她的视线转到他身上,这男子的气质真是特殊,任谁看了也想多看他两眼。虽然他神情冷漠,但那好看的脸皮跟颀长身材所散发出来的清冽气质,还是让她想盯着他看。更别说他身上那些个故事,不管是真是假,总是充满传奇色彩,也难怪大家爱听。
她听说他很小就读遍了人家得花上许多年读的书,才华洋溢,天赋异禀,是以先皇很宠这个么儿,一心想把皇位传给他。后来虽然不是如此,但关于他的故事倒是从没断过。至今他已经年近三十,依然没有娶妻,甚至没有纳妾,因而断袖之说甚嚣尘上。
“发现什么?”他冷眼睨着她催促。
“发现王爷简直是个大红人,大伙儿对王爷的故事万分感兴趣。
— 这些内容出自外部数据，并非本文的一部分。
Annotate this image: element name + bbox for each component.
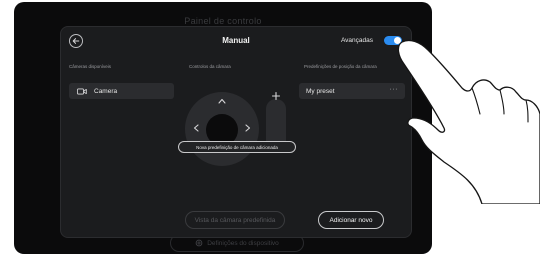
plus-icon[interactable]: [269, 89, 283, 103]
notification-toast: Nova predefinição de câmara adicionada: [178, 141, 296, 153]
preset-list-item[interactable]: My preset ···: [299, 83, 405, 99]
device-settings-label: Definições do dispositivo: [207, 239, 279, 247]
background-title: Painel de controlo: [184, 16, 262, 26]
camera-icon: [77, 87, 87, 94]
advanced-label: Avançadas: [340, 37, 373, 44]
pointing-hand-icon: [397, 39, 540, 204]
controls-column-label: Controlos da câmara: [189, 64, 231, 69]
gear-icon: [195, 239, 203, 247]
device-screen: Painel de controlo Definições do disposi…: [14, 2, 432, 254]
arrow-left-icon: [72, 38, 80, 44]
add-new-button[interactable]: Adicionar novo: [318, 211, 384, 229]
presets-column-label: Predefinições de posição da câmara: [304, 64, 377, 69]
camera-list-item[interactable]: Camera: [69, 83, 174, 99]
manual-camera-panel: Manual Avançadas Câmeras disponíveis Con…: [60, 26, 412, 238]
chevron-up-icon[interactable]: [217, 97, 227, 105]
back-button[interactable]: [69, 34, 83, 48]
chevron-left-icon[interactable]: [192, 123, 200, 133]
chevron-right-icon[interactable]: [244, 123, 252, 133]
camera-label: Camera: [94, 87, 118, 95]
default-camera-view-button[interactable]: Vista da câmara predefinida: [185, 211, 285, 229]
preset-label: My preset: [306, 87, 335, 95]
cameras-column-label: Câmeras disponíveis: [69, 64, 112, 69]
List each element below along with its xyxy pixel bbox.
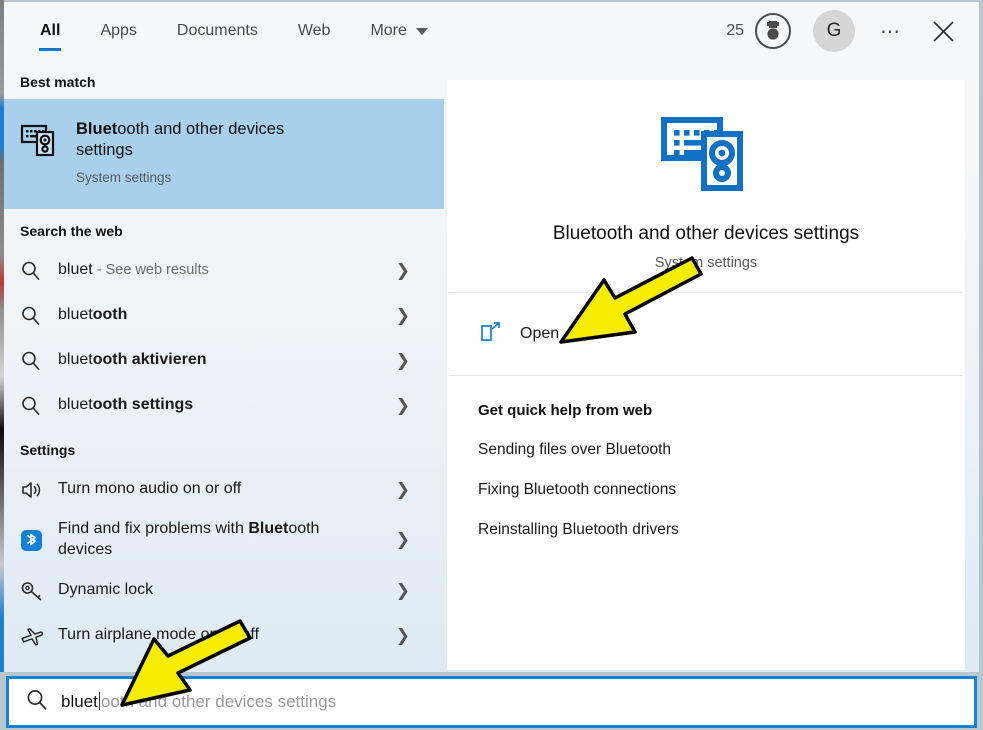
tab-documents[interactable]: Documents <box>157 2 278 60</box>
best-match-title-bold: Bluet <box>76 120 117 138</box>
web-result-suffix: - See web results <box>93 262 209 278</box>
web-result-prefix: bluet <box>58 351 93 368</box>
search-icon <box>20 350 58 372</box>
rewards-indicator[interactable]: 25 <box>726 13 791 49</box>
chevron-right-icon: ❯ <box>396 530 410 550</box>
open-label: Open <box>520 325 559 343</box>
search-icon <box>20 260 58 282</box>
best-match-title: Bluetooth and other devices settings <box>76 119 326 161</box>
chevron-right-icon: ❯ <box>396 306 410 326</box>
settings-result-row[interactable]: Find and fix problems with Bluetooth dev… <box>4 512 444 568</box>
tab-all-label: All <box>40 22 60 40</box>
tab-web[interactable]: Web <box>278 2 351 60</box>
tab-apps-label: Apps <box>100 22 136 40</box>
search-flyout-screen: All Apps Documents Web More 25 <box>0 0 983 730</box>
rewards-count: 25 <box>726 22 744 40</box>
web-result-row[interactable]: bluet - See web results ❯ <box>4 248 444 293</box>
web-result-prefix: bluet <box>58 396 93 413</box>
search-typed-value: bluet <box>61 692 98 711</box>
chevron-down-icon <box>416 28 428 35</box>
search-input-text: bluetooth and other devices settings <box>61 692 336 712</box>
search-icon <box>20 305 58 327</box>
web-result-prefix: bluet <box>58 261 93 278</box>
bluetooth-icon <box>20 529 58 552</box>
search-autocomplete-suffix: ooth and other devices settings <box>101 692 336 711</box>
web-result-bold: ooth settings <box>93 396 193 413</box>
tab-more[interactable]: More <box>350 2 447 60</box>
external-link-icon <box>480 321 502 348</box>
settings-result-prefix: Turn mono audio on or off <box>58 480 241 497</box>
ellipsis-icon[interactable]: ⋯ <box>871 11 911 51</box>
chevron-right-icon: ❯ <box>396 626 410 646</box>
web-result-label: bluet - See web results <box>58 260 209 281</box>
best-match-text: Bluetooth and other devices settings Sys… <box>76 119 326 185</box>
web-result-row[interactable]: bluetooth aktivieren ❯ <box>4 338 444 383</box>
avatar[interactable]: G <box>813 10 855 52</box>
results-list: Best match <box>4 60 444 670</box>
speaker-icon <box>20 479 58 501</box>
settings-result-prefix: Dynamic lock <box>58 581 153 598</box>
help-link[interactable]: Sending files over Bluetooth <box>478 441 965 459</box>
settings-result-prefix: Find and fix problems with <box>58 520 248 537</box>
settings-header: Settings <box>4 428 444 467</box>
best-match-item[interactable]: Bluetooth and other devices settings Sys… <box>4 99 444 209</box>
web-result-label: bluetooth settings <box>58 395 193 416</box>
settings-result-row[interactable]: Turn airplane mode on or off ❯ <box>4 613 444 658</box>
quick-help-section: Get quick help from web Sending files ov… <box>447 376 965 539</box>
web-result-label: bluetooth <box>58 305 127 326</box>
header-actions: 25 G ⋯ <box>726 2 965 60</box>
chevron-right-icon: ❯ <box>396 480 410 500</box>
chevron-right-icon: ❯ <box>396 581 410 601</box>
avatar-initial: G <box>827 20 842 42</box>
preview-title: Bluetooth and other devices settings <box>553 223 859 245</box>
search-input[interactable]: bluetooth and other devices settings <box>6 676 977 728</box>
web-result-prefix: bluet <box>58 306 93 323</box>
settings-result-label: Turn airplane mode on or off <box>58 625 259 646</box>
tab-documents-label: Documents <box>177 22 258 40</box>
best-match-subtitle: System settings <box>76 170 326 185</box>
quick-help-title: Get quick help from web <box>478 402 965 419</box>
rewards-medal-icon <box>755 13 791 49</box>
tab-apps[interactable]: Apps <box>80 2 156 60</box>
key-icon <box>20 580 58 602</box>
search-header: All Apps Documents Web More 25 <box>4 2 979 60</box>
chevron-right-icon: ❯ <box>396 396 410 416</box>
settings-result-bold: Bluet <box>248 520 288 537</box>
chevron-right-icon: ❯ <box>396 351 410 371</box>
settings-result-label: Turn mono audio on or off <box>58 479 241 500</box>
web-result-row[interactable]: bluetooth settings ❯ <box>4 383 444 428</box>
chevron-right-icon: ❯ <box>396 261 410 281</box>
search-icon <box>20 395 58 417</box>
close-icon[interactable] <box>921 9 965 53</box>
open-button[interactable]: Open <box>447 293 965 375</box>
help-link[interactable]: Reinstalling Bluetooth drivers <box>478 521 965 539</box>
tab-web-label: Web <box>298 22 331 40</box>
web-result-label: bluetooth aktivieren <box>58 350 207 371</box>
search-icon <box>25 688 51 717</box>
filter-tabs: All Apps Documents Web More <box>20 2 448 60</box>
help-link[interactable]: Fixing Bluetooth connections <box>478 481 965 499</box>
search-the-web-header: Search the web <box>4 209 444 248</box>
best-match-header: Best match <box>4 60 444 99</box>
settings-result-row[interactable]: Dynamic lock ❯ <box>4 568 444 613</box>
text-cursor <box>99 692 100 710</box>
preview-panel: Bluetooth and other devices settings Sys… <box>447 80 965 670</box>
settings-result-label: Dynamic lock <box>58 580 153 601</box>
keyboard-mouse-icon <box>658 102 754 203</box>
preview-header: Bluetooth and other devices settings Sys… <box>447 80 965 292</box>
settings-result-row[interactable]: Turn mono audio on or off ❯ <box>4 467 444 512</box>
preview-subtitle: System settings <box>655 255 757 271</box>
tab-more-label: More <box>370 22 406 40</box>
web-result-bold: ooth aktivieren <box>93 351 207 368</box>
web-result-row[interactable]: bluetooth ❯ <box>4 293 444 338</box>
keyboard-mouse-icon <box>20 119 60 164</box>
tab-all[interactable]: All <box>20 2 80 60</box>
settings-result-prefix: Turn airplane mode on or off <box>58 626 259 643</box>
settings-result-label: Find and fix problems with Bluetooth dev… <box>58 519 373 561</box>
airplane-icon <box>20 625 58 647</box>
web-result-bold: ooth <box>93 306 128 323</box>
那天刚好我借来的银两都用光了,大夫又说不给钱就不给葯,我只好死马当活马医,试着讲了一段白虎转世的故事,我我没说是王爷,可大家都那样认为啦!”看着他没好气的冷脸,她越说越心虚。
她从没想过会面对自己故事底下的主角。其实说书的哪个不添油加醋,甚至自行改编的?可是人家都不会遇上这问题,就她会。因为她讲的不是死人故事,而是活人传奇。这风险还真大,谁想到竟会赌上这颗脑袋呢?
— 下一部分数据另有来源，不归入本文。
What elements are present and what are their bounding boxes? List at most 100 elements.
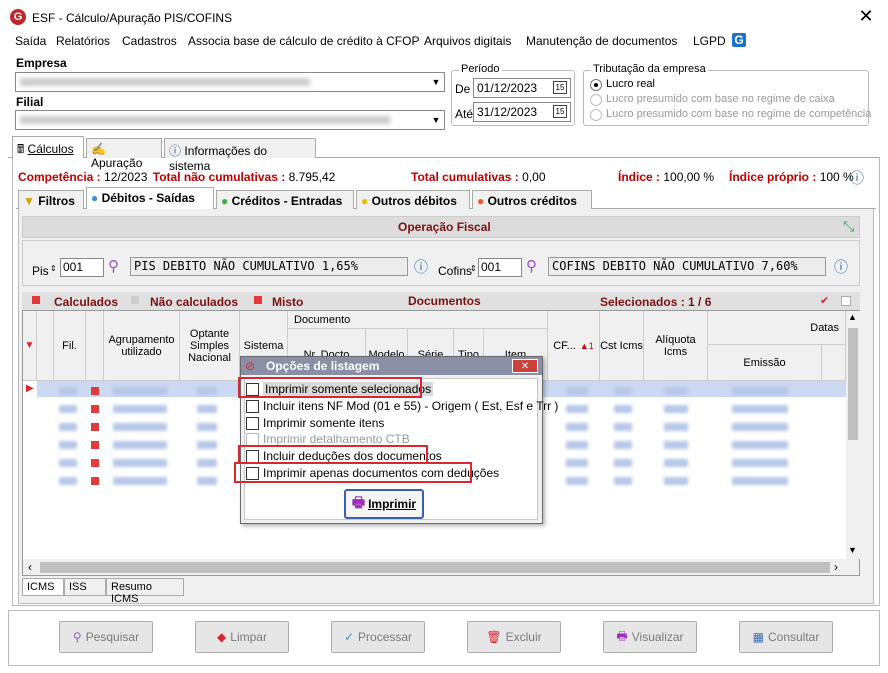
cst-header[interactable]: Cst Icms	[600, 311, 644, 381]
indice-proprio-value: 100 %	[819, 170, 854, 184]
left-rows-redacted	[37, 383, 230, 495]
consultar-button[interactable]: ▦ Consultar	[739, 621, 833, 653]
empresa-value-redacted	[20, 78, 310, 86]
menu-bar: Saída Relatórios Cadastros Associa base …	[0, 32, 888, 52]
calendar-icon[interactable]: 15	[553, 105, 567, 118]
check-icon: ✓	[343, 630, 355, 644]
cfop-header-label: CF...	[553, 339, 576, 352]
fil-header-label: Fil.	[62, 339, 77, 352]
tab-icms[interactable]: ICMS	[22, 578, 64, 596]
hscroll-thumb[interactable]	[40, 562, 830, 573]
tab-debitos-saidas[interactable]: ● Débitos - Saídas	[86, 187, 214, 209]
sistema-header-label: Sistema	[243, 339, 284, 352]
pesquisar-label: Pesquisar	[85, 630, 140, 644]
lgpd-icon[interactable]: G	[732, 33, 746, 47]
chevron-down-icon[interactable]: ▼	[428, 111, 444, 129]
calculados-swatch	[32, 296, 40, 304]
calendar-icon[interactable]: 15	[553, 81, 567, 94]
filial-label: Filial	[16, 95, 44, 109]
grid-icon: ▦	[752, 630, 764, 644]
tab-creditos-entradas[interactable]: ● Créditos - Entradas	[216, 190, 354, 210]
cofins-code-field[interactable]: 001	[478, 258, 522, 277]
filial-select[interactable]: ▼	[15, 110, 445, 130]
tab-calculos-label: Cálculos	[27, 142, 74, 156]
visualizar-label: Visualizar	[631, 630, 684, 644]
opt-incluir-itens-checkbox[interactable]	[246, 400, 259, 413]
info-icon[interactable]: ⓘ	[834, 257, 848, 277]
competencia-value: 12/2023	[104, 170, 148, 184]
status-header	[86, 311, 104, 381]
scroll-left-icon[interactable]: ‹	[28, 560, 32, 574]
scroll-thumb[interactable]	[848, 328, 858, 440]
check-all-icon[interactable]: ✔	[820, 294, 829, 307]
excluir-button[interactable]: 🗑 Excluir	[467, 621, 561, 653]
tab-debitos-label: Débitos - Saídas	[101, 191, 195, 205]
emissao-header[interactable]: Emissão	[708, 345, 822, 381]
de-label: De	[455, 82, 471, 96]
scroll-up-icon[interactable]: ▲	[848, 312, 857, 322]
limpar-button[interactable]: ◆ Limpar	[195, 621, 289, 653]
tab-filtros[interactable]: ▼ Filtros	[18, 190, 84, 210]
menu-associa[interactable]: Associa base de cálculo de crédito à CFO…	[188, 34, 419, 48]
nao-calculados-swatch	[131, 296, 139, 304]
menu-cadastros[interactable]: Cadastros	[122, 34, 177, 48]
menu-arquivos[interactable]: Arquivos digitais	[424, 34, 511, 48]
agrupamento-header[interactable]: Agrupamento utilizado	[104, 311, 180, 381]
selecionados-label: Selecionados : 1 / 6	[600, 295, 712, 309]
periodo-label: Período	[459, 63, 502, 75]
optante-header[interactable]: Optante Simples Nacional	[180, 311, 240, 381]
radio-presumido-competencia[interactable]	[590, 109, 602, 121]
fil-header[interactable]: Fil.	[54, 311, 86, 381]
pesquisar-button[interactable]: ⚲ Pesquisar	[59, 621, 153, 653]
dialog-logo-icon: ⊘	[245, 359, 256, 373]
uncheck-all-icon[interactable]	[841, 296, 851, 306]
tab-outros-debitos[interactable]: ● Outros débitos	[356, 190, 470, 210]
empresa-select[interactable]: ▼	[15, 72, 445, 92]
info-icon[interactable]: ⓘ	[850, 168, 864, 188]
imprimir-button[interactable]: 🖶 Imprimir	[344, 489, 424, 519]
menu-saida[interactable]: Saída	[15, 34, 46, 48]
tab-outros-creditos[interactable]: ● Outros créditos	[472, 190, 592, 210]
trash-icon: 🗑	[486, 630, 502, 644]
info-icon[interactable]: ⓘ	[414, 257, 428, 277]
cofins-code-value: 001	[481, 260, 502, 274]
chevron-down-icon[interactable]: ▼	[428, 73, 444, 91]
radio-presumido-caixa[interactable]	[590, 94, 602, 106]
datas-group-header: Datas	[708, 311, 846, 345]
cfop-header[interactable]: CF... ▲1	[548, 311, 600, 381]
aliquota-header-label: Alíquota Icms	[655, 333, 696, 358]
scroll-right-icon[interactable]: ›	[834, 560, 838, 574]
opt-somente-itens-checkbox[interactable]	[246, 417, 259, 430]
info-icon: ⓘ	[169, 144, 182, 158]
processar-button[interactable]: ✓ Processar	[331, 621, 425, 653]
scroll-down-icon[interactable]: ▼	[848, 545, 857, 555]
tab-apuracao[interactable]: ✍ Apuração	[86, 138, 162, 170]
expand-icon[interactable]: ⤡	[843, 218, 854, 235]
radio-lucro-real-label: Lucro real	[606, 78, 655, 90]
tab-iss-label: ISS	[69, 581, 87, 593]
search-icon[interactable]: ⚲	[108, 257, 119, 275]
tab-resumo-icms[interactable]: Resumo ICMS	[106, 578, 184, 605]
hand-icon: ✍	[91, 142, 106, 156]
close-icon[interactable]: ✕	[856, 6, 876, 26]
tab-iss[interactable]: ISS	[64, 578, 106, 596]
menu-manutencao[interactable]: Manutenção de documentos	[526, 34, 677, 48]
pis-code-field[interactable]: 001	[60, 258, 104, 277]
dialog-close-icon[interactable]: ✕	[512, 359, 538, 373]
tab-informacoes[interactable]: ⓘ Informações do sistema	[164, 138, 316, 173]
tab-calculos[interactable]: 🖩 Cálculos	[12, 136, 84, 158]
agrupamento-header-label: Agrupamento utilizado	[108, 333, 175, 358]
calculator-icon: 🖩	[17, 142, 25, 156]
menu-relatorios[interactable]: Relatórios	[56, 34, 110, 48]
sort-icon: ⇕	[470, 264, 477, 273]
search-icon[interactable]: ⚲	[526, 257, 537, 275]
tab-outros-debitos-label: Outros débitos	[371, 194, 457, 208]
radio-lucro-real[interactable]	[590, 79, 602, 91]
data-ate-value: 31/12/2023	[477, 105, 538, 119]
calculados-label: Calculados	[54, 295, 119, 309]
aliquota-header[interactable]: Alíquota Icms	[644, 311, 708, 381]
indice-proprio: Índice próprio : 100 %	[729, 170, 854, 184]
visualizar-button[interactable]: 🖶 Visualizar	[603, 621, 697, 653]
menu-lgpd[interactable]: LGPD	[693, 34, 726, 48]
data-de-value: 01/12/2023	[477, 81, 538, 95]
“换作你是我,听了你这段说词,真能自叹倒楣就算了?”他淡淡地开口,但眼神却充满压迫性。
“呃”她被他的眼神堵得无处可逃,整个人都要贴到墙上去了。“虽然不大可能,但我好歹也想抱点希望。王爷,您就原谅小的,小的是情非得已。那忠孝节义的故事没人要听,我也是莫可奈何,百般不愿。其实我很会说故事的,打小听我爹说书,还读了很多脚本,可是大家都不想听那些故事,我也是千万个不愿意哪!”
“难不成我还得安慰你?”他好笑地问。
“啊,不然这样好了,小的想到一个能解决我们彼此问题的法子,不知道王爷有没有兴趣?”她灵光一闪,精神都来了。
樊仰极不置可否。这时看她,竟觉得这丫头有几分姿色,她那对灵活的眼睛,煞是动人,教他忍不住多看了两眼。
她逮住机会赶紧开口。“就是王爷借我银两,我让我阿爹买葯吃。然后我阿爹好了就可以去说书了,我就不用去说书,自然也不会惹得王爷不悦了。你说这样好不好?”
闻言,樊仰极双眉都掀了起来。
这妮子到底是哪来的狗胆,现在竟然想跟他借银子?不过她的“胆色”却激起他几许赞赏,对这个丫头的兴趣更高了。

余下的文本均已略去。